The title appears over a photo of a yellowish-brown Florida panther peering down from the branches of a pine tree, an inset aerial map, and an illustration of the measuring pole.
Sign Text in English and Spanish:
"What does a Florida panther need? Dry ground for resting, denning, and hunting — like the hardwood forests of the Big Cypress. In this flat landscape, sea level rise threatens to force panthers from these protected lands to agricultural and suburban landscapes farther north. As Earth's warming temperatures melt glaciers and expand ocean waters, it's important to curb activities that cause sea level rise, like burning fossil fuels."
A map shows the Cypress Habitat towards the southwestern tip of the Florida peninsula. The Cypress Habitat is surrounded by Agriculture to the north, Everglades to the southeast, Mangroves to the southwest, and Urban to the northwest. An arrow points to a location in the southern part of the Habitat: You Are Here.
"Rising seas will shrink panther habitat as they engulf Florida's coastline."
On the map, a white dotted line labeled "future projected coastline after 3 feet of sea level rise" shows how the southwestern coastline will move inland through the mangroves to the edge of the cypress habitat.

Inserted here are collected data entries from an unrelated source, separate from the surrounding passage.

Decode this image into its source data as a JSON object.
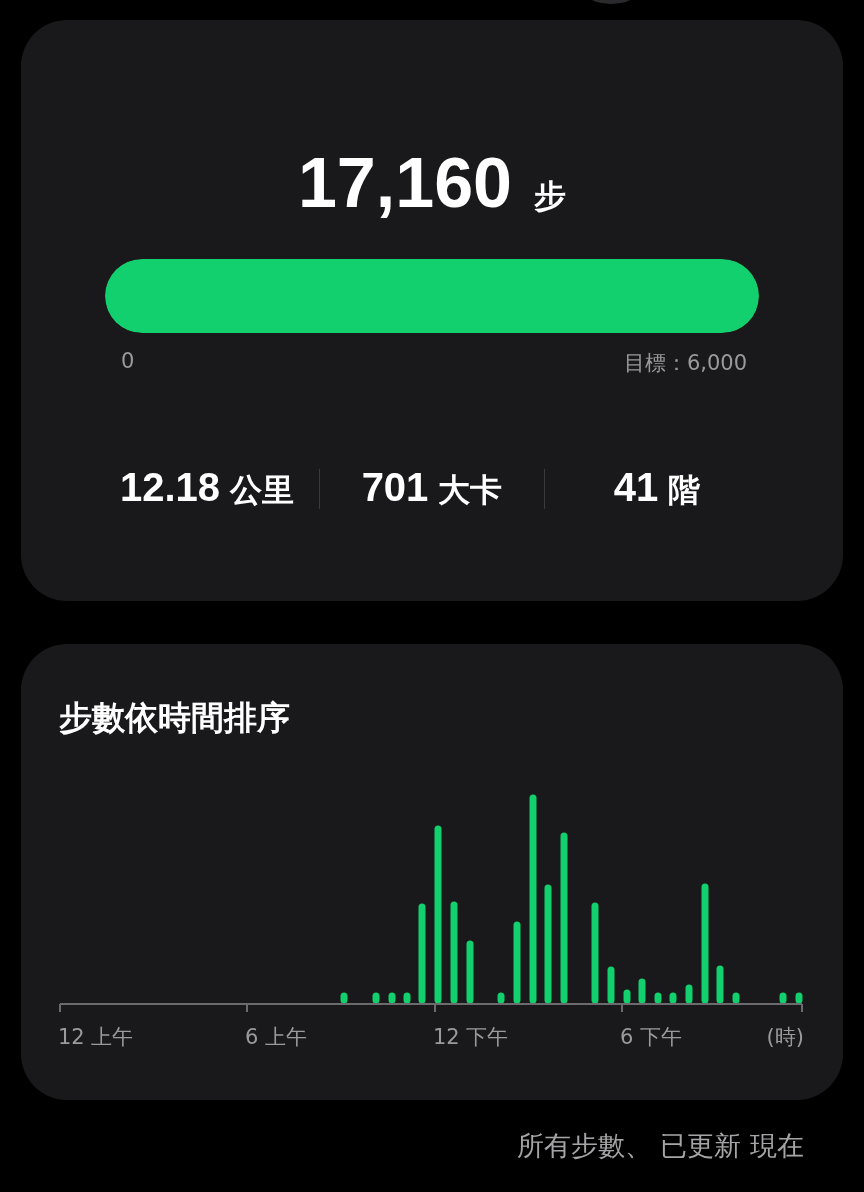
{
  "summary": {
    "steps": "17,160",
    "steps_unit": "步",
    "progress": {
      "level": 1,
      "min_label": "0",
      "goal_label": "目標：6,000"
    },
    "stats": [
      {
        "value": "12.18",
        "unit": "公里"
      },
      {
        "value": "701",
        "unit": "大卡"
      },
      {
        "value": "41",
        "unit": "階"
      }
    ]
  },
  "hourly": {
    "title": "步數依時間排序",
    "x_labels": [
      "12 上午",
      "6 上午",
      "12 下午",
      "6 下午"
    ],
    "x_unit": "(時)"
  },
  "footer": {
    "text": "所有步數、 已更新 現在"
  }
}
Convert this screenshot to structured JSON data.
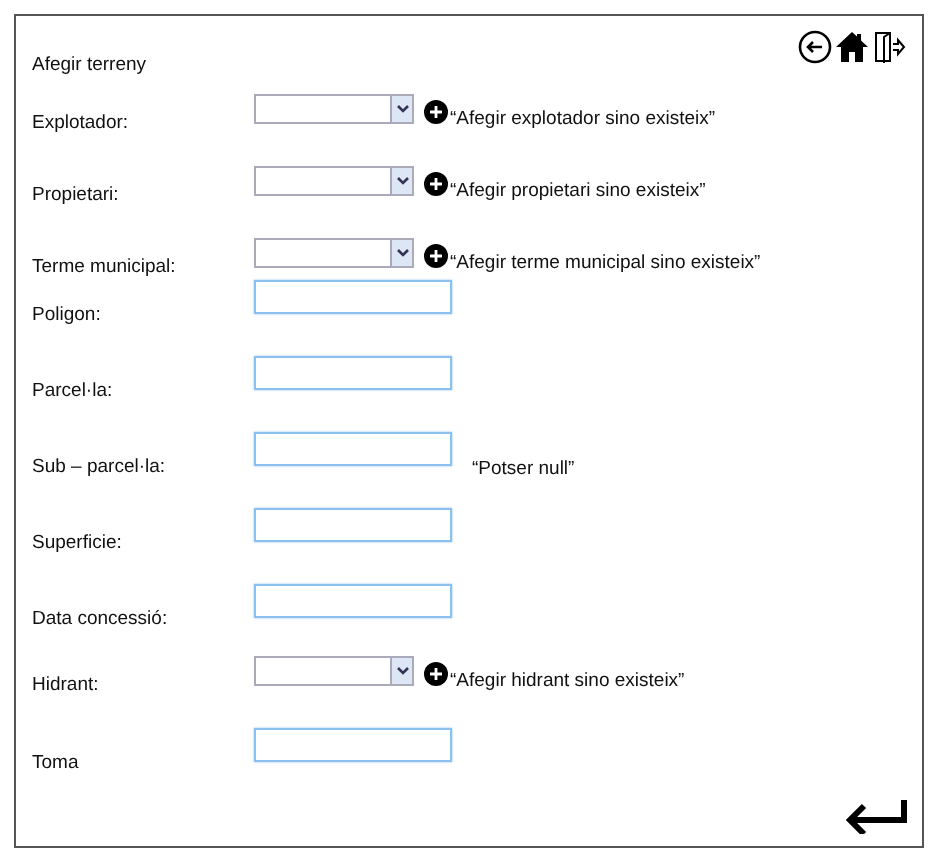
{
  "window": {
    "title": "Afegir terreny"
  },
  "fields": [
    {
      "label": "Explotador:",
      "kind": "select",
      "note": "“Afegir explotador sino existeix”",
      "add_button": true
    },
    {
      "label": "Propietari:",
      "kind": "select",
      "note": "“Afegir propietari sino existeix”",
      "add_button": true
    },
    {
      "label": "Terme municipal:",
      "kind": "select",
      "note": "“Afegir terme municipal sino existeix”",
      "add_button": true
    },
    {
      "label": "Poligon:",
      "kind": "text"
    },
    {
      "label": "Parcel·la:",
      "kind": "text"
    },
    {
      "label": "Sub – parcel·la:",
      "kind": "text",
      "note": "“Potser null”"
    },
    {
      "label": "Superficie:",
      "kind": "text"
    },
    {
      "label": "Data concessió:",
      "kind": "text"
    },
    {
      "label": "Hidrant:",
      "kind": "select",
      "note": "“Afegir hidrant sino existeix”",
      "add_button": true
    },
    {
      "label": "Toma",
      "kind": "text"
    }
  ]
}
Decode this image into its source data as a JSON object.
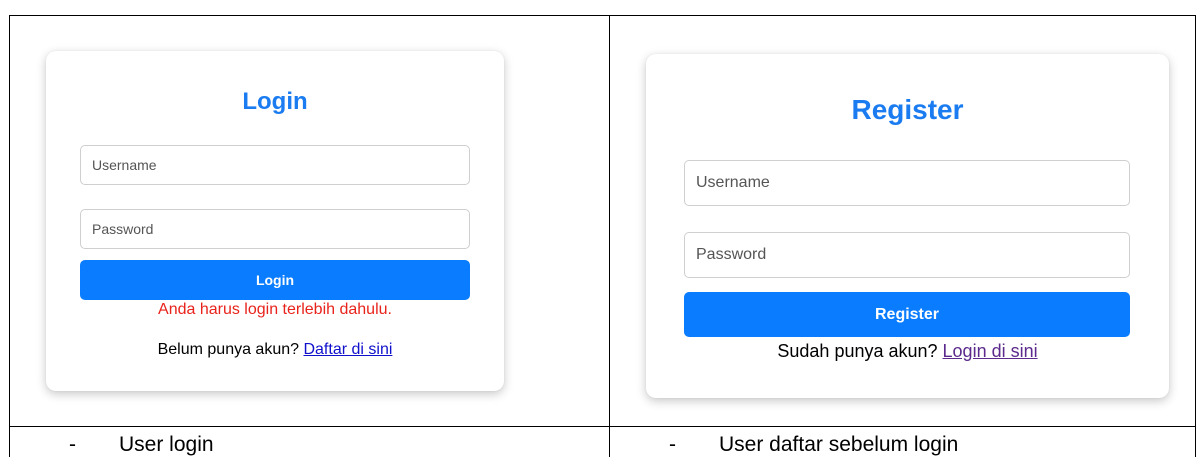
{
  "login": {
    "title": "Login",
    "username_placeholder": "Username",
    "password_placeholder": "Password",
    "button_label": "Login",
    "error_message": "Anda harus login terlebih dahulu.",
    "prompt_text": "Belum punya akun? ",
    "link_text": "Daftar di sini",
    "link_color": "#1010cc"
  },
  "register": {
    "title": "Register",
    "username_placeholder": "Username",
    "password_placeholder": "Password",
    "button_label": "Register",
    "prompt_text": "Sudah punya akun? ",
    "link_text": "Login di sini",
    "link_color": "#5b2a8c"
  },
  "captions": {
    "left_bullet": "-",
    "left_text": "User login",
    "right_bullet": "-",
    "right_text": "User daftar sebelum login"
  },
  "colors": {
    "accent": "#0a7cff",
    "title": "#1a7cf0",
    "error": "#e8231b"
  }
}
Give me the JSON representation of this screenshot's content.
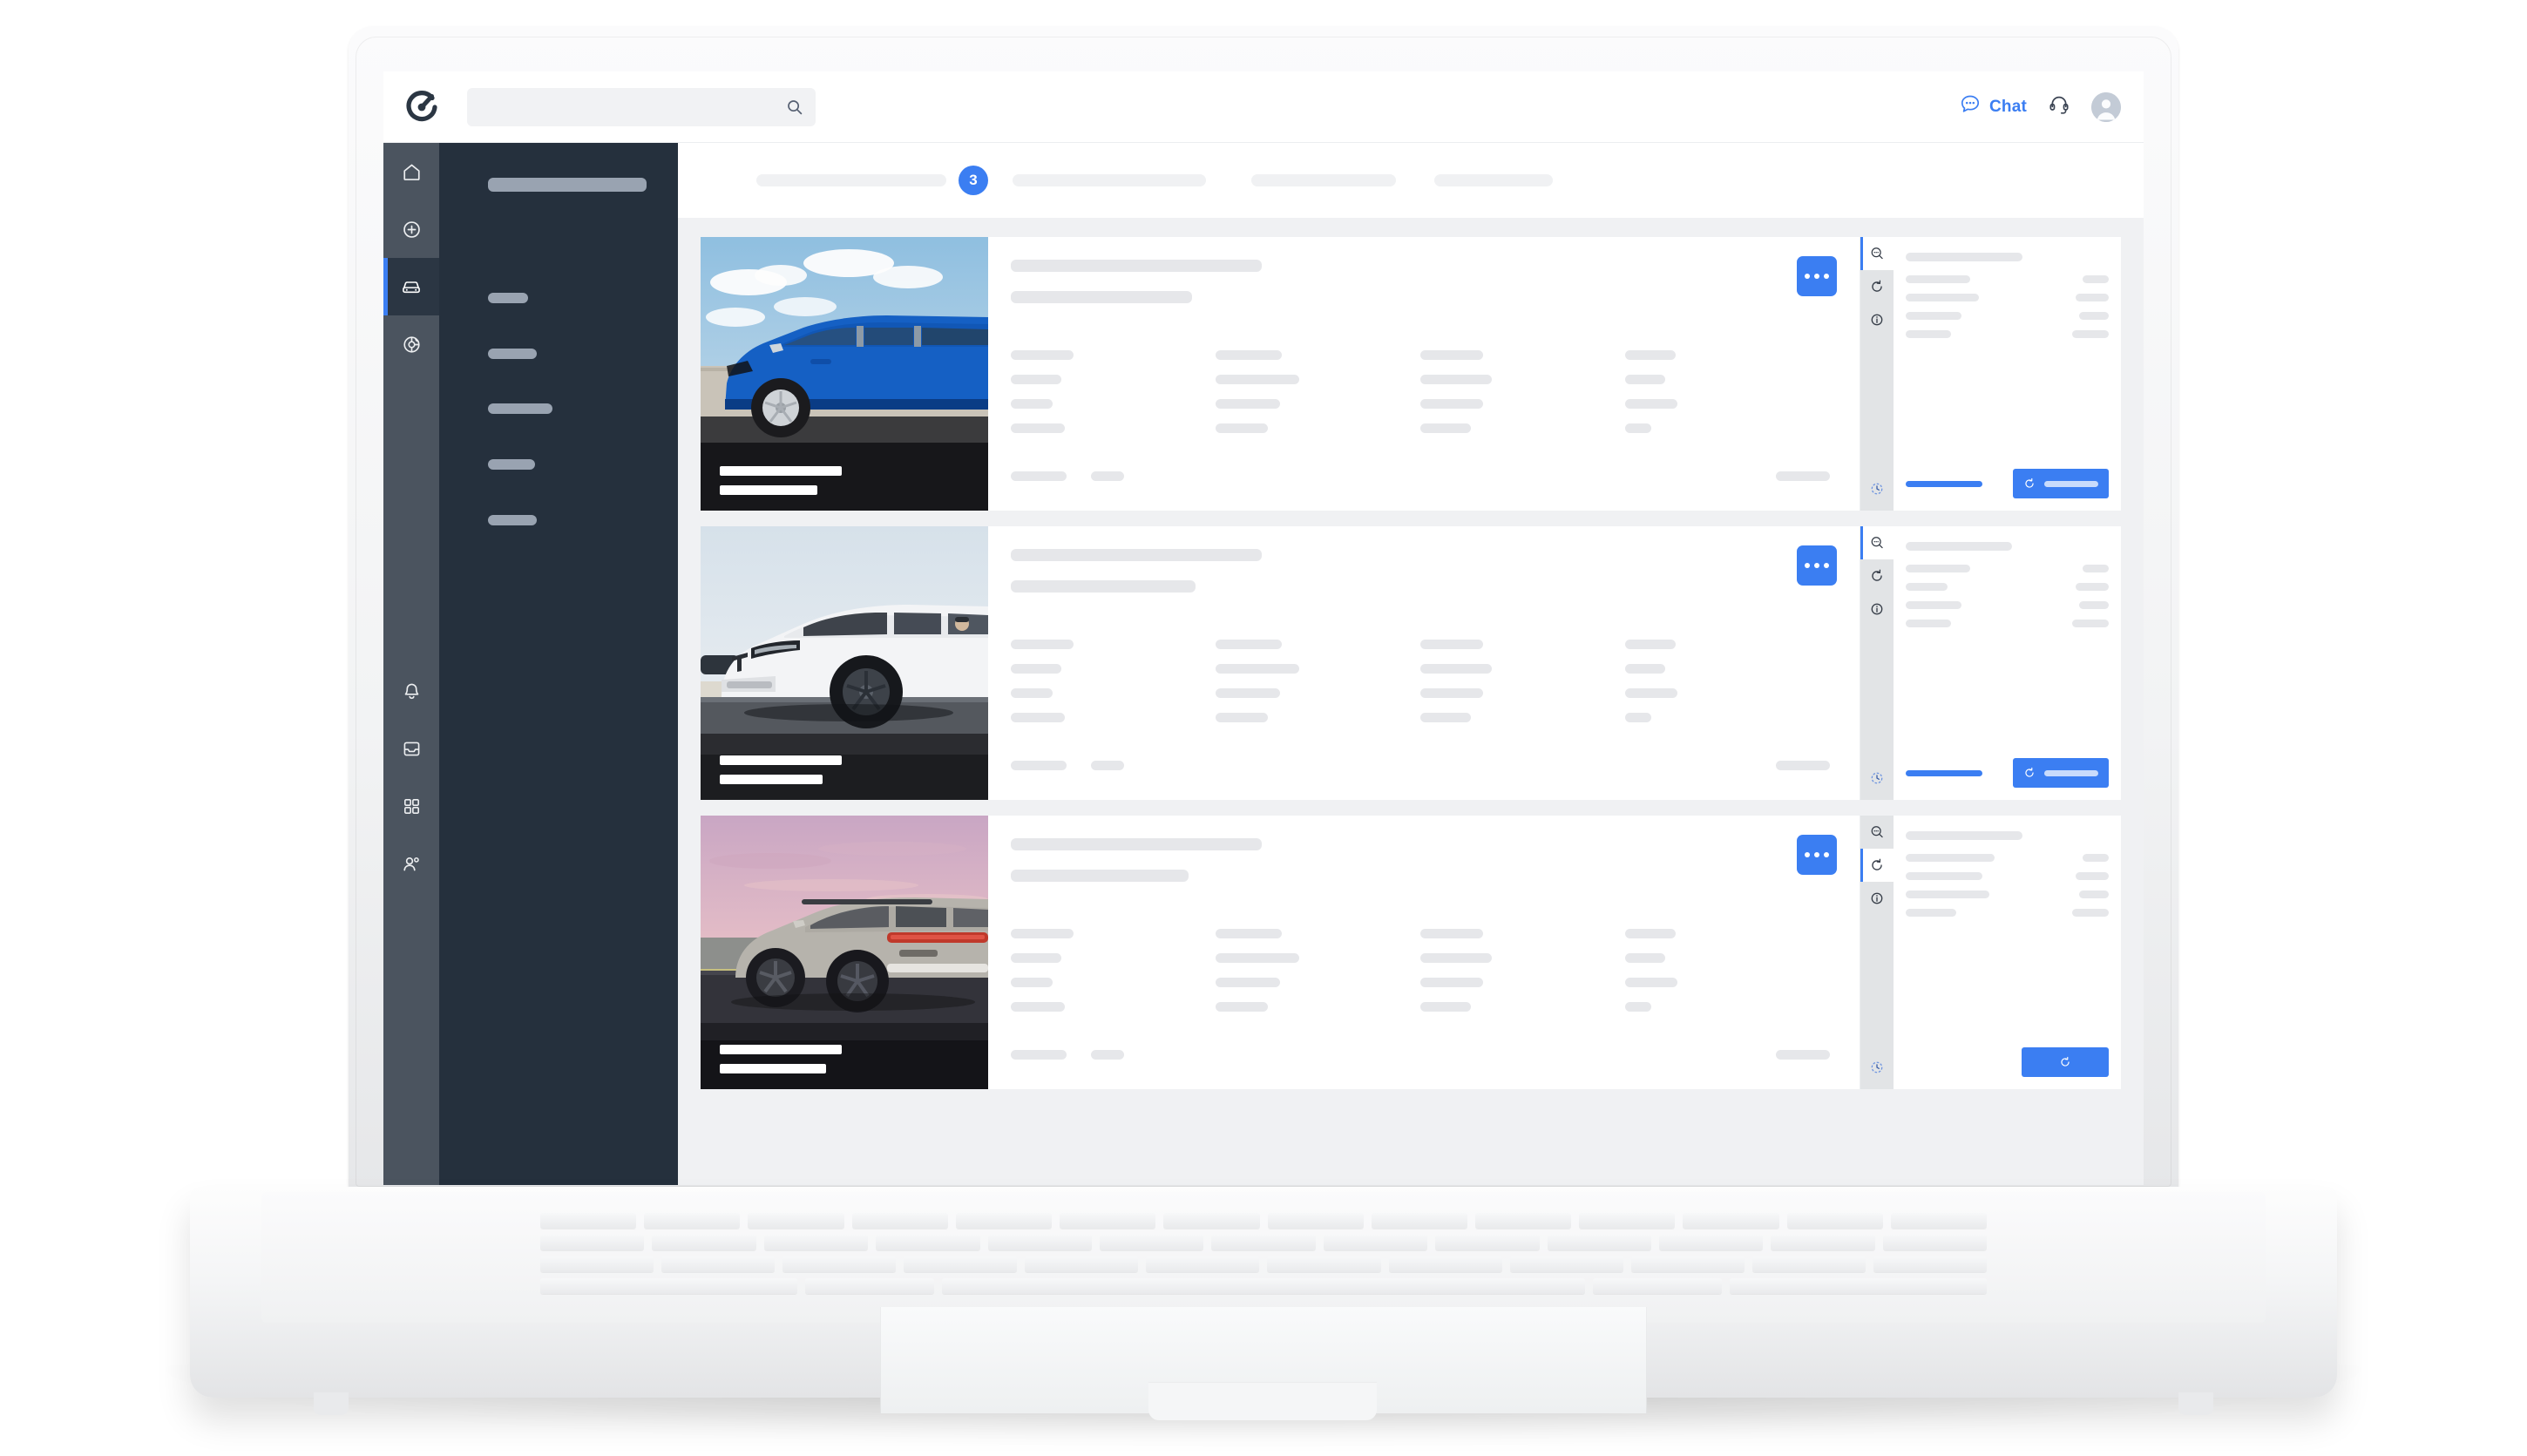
{
  "app": {
    "brand_logo_icon": "circle-c-logo-icon",
    "background": "#f0f1f3",
    "accent_color": "#3b7ef2",
    "nav_dark_color": "#25303d",
    "rail_dark_color": "#4b545f"
  },
  "topbar": {
    "search": {
      "value": "",
      "placeholder": "",
      "icon": "search-icon"
    },
    "chat": {
      "label": "Chat",
      "icon": "chat-bubble-icon",
      "color": "#3b7ef2"
    },
    "support": {
      "icon": "headset-icon"
    },
    "account": {
      "icon": "user-avatar-icon"
    }
  },
  "icon_rail": {
    "items": [
      {
        "name": "home",
        "icon": "home-icon",
        "active": false
      },
      {
        "name": "add",
        "icon": "plus-circle-icon",
        "active": false
      },
      {
        "name": "vehicles",
        "icon": "car-icon",
        "active": true
      },
      {
        "name": "steering",
        "icon": "steering-target-icon",
        "active": false
      }
    ],
    "bottom_items": [
      {
        "name": "notifications",
        "icon": "bell-icon",
        "active": false
      },
      {
        "name": "inbox",
        "icon": "inbox-icon",
        "active": false
      },
      {
        "name": "apps",
        "icon": "grid-apps-icon",
        "active": false
      },
      {
        "name": "users",
        "icon": "users-icon",
        "active": false
      }
    ]
  },
  "nav_panel": {
    "title_placeholder_width": 182,
    "item_placeholder_widths": [
      46,
      56,
      74,
      54,
      56
    ]
  },
  "stepper": {
    "current_step": "3",
    "segment_widths": [
      218,
      222,
      166,
      136
    ]
  },
  "vehicle_cards": [
    {
      "photo": {
        "alt": "blue hatchback car by concrete wall",
        "sky_top": "#9ec7e3",
        "sky_bottom": "#cfe0ec",
        "body_color": "#1560c4",
        "ground_color": "#3b3b3d",
        "wall_color": "#c9c3b8",
        "caption_widths": [
          140,
          112
        ]
      },
      "menu_button": {
        "icon": "more-horizontal-icon",
        "dots": 3
      },
      "title_widths": [
        288,
        208
      ],
      "specs": [
        [
          72,
          58,
          48,
          62
        ],
        [
          76,
          96,
          74,
          60
        ],
        [
          72,
          82,
          72,
          58
        ],
        [
          58,
          46,
          60,
          30
        ]
      ],
      "footer_widths": [
        64,
        38,
        62
      ],
      "aside": {
        "rail_icons": [
          {
            "icon": "chat-search-icon",
            "active": true
          },
          {
            "icon": "refresh-circle-icon",
            "active": false
          },
          {
            "icon": "info-circle-icon",
            "active": false
          },
          {
            "icon": "history-clock-icon",
            "active": false
          }
        ],
        "heading_width": 134,
        "left_widths": [
          74,
          84,
          64,
          52
        ],
        "right_widths": [
          30,
          38,
          34,
          42
        ],
        "link_bar_width": 88,
        "cta": {
          "icon": "refresh-icon",
          "label_width": 62,
          "has_label": true
        }
      }
    },
    {
      "photo": {
        "alt": "white electric SUV on road",
        "sky_top": "#dfe7ef",
        "sky_bottom": "#eef1f3",
        "body_color": "#f2f3f5",
        "ground_color": "#4a4d52",
        "wall_color": "#d9dce0",
        "caption_widths": [
          140,
          118
        ]
      },
      "menu_button": {
        "icon": "more-horizontal-icon",
        "dots": 3
      },
      "title_widths": [
        288,
        212
      ],
      "specs": [
        [
          72,
          58,
          48,
          62
        ],
        [
          76,
          96,
          74,
          60
        ],
        [
          72,
          82,
          72,
          58
        ],
        [
          58,
          46,
          60,
          30
        ]
      ],
      "footer_widths": [
        64,
        38,
        62
      ],
      "aside": {
        "rail_icons": [
          {
            "icon": "chat-search-icon",
            "active": true
          },
          {
            "icon": "refresh-circle-icon",
            "active": false
          },
          {
            "icon": "info-circle-icon",
            "active": false
          },
          {
            "icon": "history-clock-icon",
            "active": false
          }
        ],
        "heading_width": 122,
        "left_widths": [
          74,
          48,
          64,
          52
        ],
        "right_widths": [
          30,
          38,
          34,
          42
        ],
        "link_bar_width": 88,
        "cta": {
          "icon": "refresh-icon",
          "label_width": 62,
          "has_label": true
        }
      }
    },
    {
      "photo": {
        "alt": "silver SUV rear view at sunset",
        "sky_top": "#d8b6cb",
        "sky_bottom": "#e9cbd2",
        "body_color": "#b6b3ac",
        "ground_color": "#33333a",
        "wall_color": "#8d8f8c",
        "caption_widths": [
          140,
          122
        ]
      },
      "menu_button": {
        "icon": "more-horizontal-icon",
        "dots": 3
      },
      "title_widths": [
        288,
        204
      ],
      "specs": [
        [
          72,
          58,
          48,
          62
        ],
        [
          76,
          96,
          74,
          60
        ],
        [
          72,
          82,
          72,
          58
        ],
        [
          58,
          46,
          60,
          30
        ]
      ],
      "footer_widths": [
        64,
        38,
        62
      ],
      "aside": {
        "rail_icons": [
          {
            "icon": "chat-search-icon",
            "active": false
          },
          {
            "icon": "refresh-circle-icon",
            "active": true
          },
          {
            "icon": "info-circle-icon",
            "active": false
          },
          {
            "icon": "history-clock-icon",
            "active": false
          }
        ],
        "heading_width": 134,
        "left_widths": [
          102,
          88,
          96,
          58
        ],
        "right_widths": [
          30,
          38,
          34,
          42
        ],
        "link_bar_width": 0,
        "cta": {
          "icon": "refresh-icon",
          "label_width": 0,
          "has_label": false
        }
      }
    }
  ]
}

On the left side of the panel, an illustration shows rising waters on a tall pole over time, with colored marker points—just like the pole in the water. From bottom to top:
Blue zero marker: Average sea level in 2000. Although this marker is on the sign, Zero is not shown on the nearby pole because average sea level is underground.
Red three foot marker: Projected sea level in 2100, which is also below ground level.
Yellow marker: Average elevation of cypress stand across the highway is about five feet above current sea level, which is just a few inches above ground where the pole is attached.
Another yellow marker: Average elevation of pineland habitat north of visitor center is about six feet above current sea level which is just below the floor of the boardwalk where you are standing.
Red 12 foot marker: Projected sea level in 2300, which is a few inches above the boardwalk railing.